News Bsria Warns Bim Readiness 2016 Essential

BSRIA is concerned by the fact that three quarters of surveyors believe non-adoption of BIM could seriously hinder the UK construction sector over the next year, according to research published by the RICS.

The RICS survey also finds that although a large majority of surveying firms have considered the business case for BIM adoption (74 per cent), there is still a large proportion of firms (49 per cent) not using BIM in the day-to-day aspects of their work.

Of those not currently using BIM within their organisation, 68 per cent of respondents said that “they don’t think there is enough information available for small companies in order to aid them with adoption”.

In addition, 31 per cent of surveyors claim that there is not a need to use the technology in their organisation, while over a quarter (26 per cent) stated that they don’t feel their firm has the technical skills in place to implement the technology.

BSRIA’s BIM specialist, John Sands, said: “This research is very alarming news with only a few months to go before BIM must be adopted in January 2016. Businesses have had long enough to make the necessary arrangements. In August, BSRIA circulated a sector-wide survey about the adoption of ‘BIM Level 2’, noting the government requirement for BIM Level 2 engagement with centrally procured contracts during 2016. The building services industry should be in a position to make the most of the opportunities it will present.”

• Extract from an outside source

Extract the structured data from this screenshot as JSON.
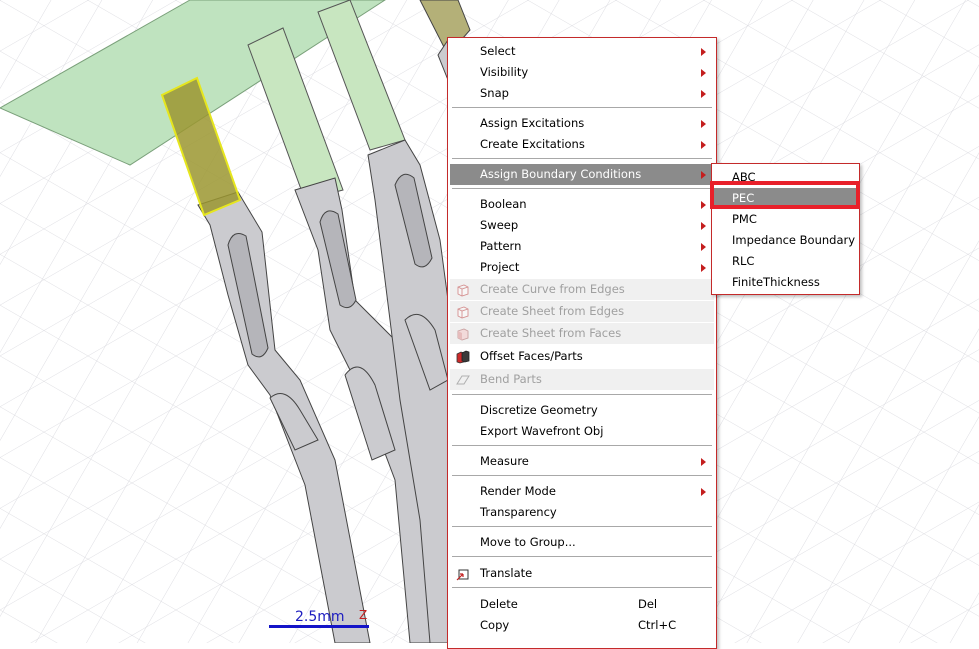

Sands added: “Non-adoption is likely to have a negative impact on the industry as a whole. It’s clear from the research that the industry needs to be doing more to help such surveying firms – as well as the wider industry – in getting up to speed with the technology, particularly when it comes to how they can implement the technology across their organisation.”

Government is committed to using BIM to improve its management and operation of buildings and infrastructure. Mechanical, electrical and plumbing services are all critical to the effective operation of buildings.

The BIM study is live until September 15.